In our Elastic cluster we have few local users which login to Kibana for browsing indexes with applications logs.
Twice a week two users reports me problems with login to Kibana. After password reset these users can login to Kibana but problem come back for few days with such errors in the browser:
StatusCode: 404
Error: "Not found"
Message: "Not found"

Can such an account be blocked by elastic when the user enters the wrong password few times?
How can I check the status of user and password? Is there any way to do it?

Best Regards,
Dan

warkolm · January 23, 2022, 11:43pm

What realm is the user in?

d.silwon · January 24, 2022, 5:52am

@warkolm Here you are my configuration:

xpack:
  security:
    authc:
      realms:
        active_directory:
          my_ad:
            order: 0
            domain_name: my.ldap
            url: ldaps://my.ldap:636
            bind_dn: elastic@my.ldap
            ssl:
              certificate_authorities: [ "/etc/elasticsearch/certs/ca.crt" ]
              verification_mode: certificate
            files:
              role_mapping: "/etc/elasticsearch/role_mapping.yml"
        native:
          native1:
            order: 1

Thanks a lot.

warkolm · January 24, 2022, 6:00am

It's likely AD that's causing the lockout then.

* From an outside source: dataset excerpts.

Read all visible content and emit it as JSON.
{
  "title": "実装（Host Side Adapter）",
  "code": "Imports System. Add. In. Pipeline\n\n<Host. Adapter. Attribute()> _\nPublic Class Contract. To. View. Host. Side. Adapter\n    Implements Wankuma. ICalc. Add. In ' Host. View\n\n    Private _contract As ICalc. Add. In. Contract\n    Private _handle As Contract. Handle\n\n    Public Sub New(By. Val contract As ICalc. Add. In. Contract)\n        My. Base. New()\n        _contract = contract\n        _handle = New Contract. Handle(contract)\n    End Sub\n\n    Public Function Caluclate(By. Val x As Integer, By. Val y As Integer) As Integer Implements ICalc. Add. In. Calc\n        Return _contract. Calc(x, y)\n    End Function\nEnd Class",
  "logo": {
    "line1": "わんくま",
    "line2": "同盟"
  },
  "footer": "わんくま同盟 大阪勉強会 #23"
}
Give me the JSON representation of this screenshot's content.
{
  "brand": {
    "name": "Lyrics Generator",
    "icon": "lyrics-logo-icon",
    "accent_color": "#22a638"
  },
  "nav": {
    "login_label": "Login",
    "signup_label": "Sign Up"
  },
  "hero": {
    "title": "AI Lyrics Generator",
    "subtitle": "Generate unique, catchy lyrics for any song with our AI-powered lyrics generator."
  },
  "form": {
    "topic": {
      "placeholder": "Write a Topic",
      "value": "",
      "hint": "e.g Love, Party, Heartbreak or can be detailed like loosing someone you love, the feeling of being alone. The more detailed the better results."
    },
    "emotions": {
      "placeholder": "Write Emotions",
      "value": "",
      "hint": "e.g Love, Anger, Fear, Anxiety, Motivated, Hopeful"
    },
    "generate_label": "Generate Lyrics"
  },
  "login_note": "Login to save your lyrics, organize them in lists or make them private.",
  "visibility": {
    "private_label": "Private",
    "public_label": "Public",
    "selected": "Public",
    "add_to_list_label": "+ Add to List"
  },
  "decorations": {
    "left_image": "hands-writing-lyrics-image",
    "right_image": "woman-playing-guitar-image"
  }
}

d.silwon · January 24, 2022, 6:09am

@warkolm I understand that such situation can occur when user have the same password in Elasticsearch (native user) and AD. Is it true?

warkolm · January 24, 2022, 6:30am

Only if the user exists in both realms and it has been set to that, yes.

d.silwon · January 24, 2022, 6:35am

Thanks a lot.

system · February 21, 2022, 6:35am

This topic was automatically closed 28 days after the last reply. New replies are no longer allowed.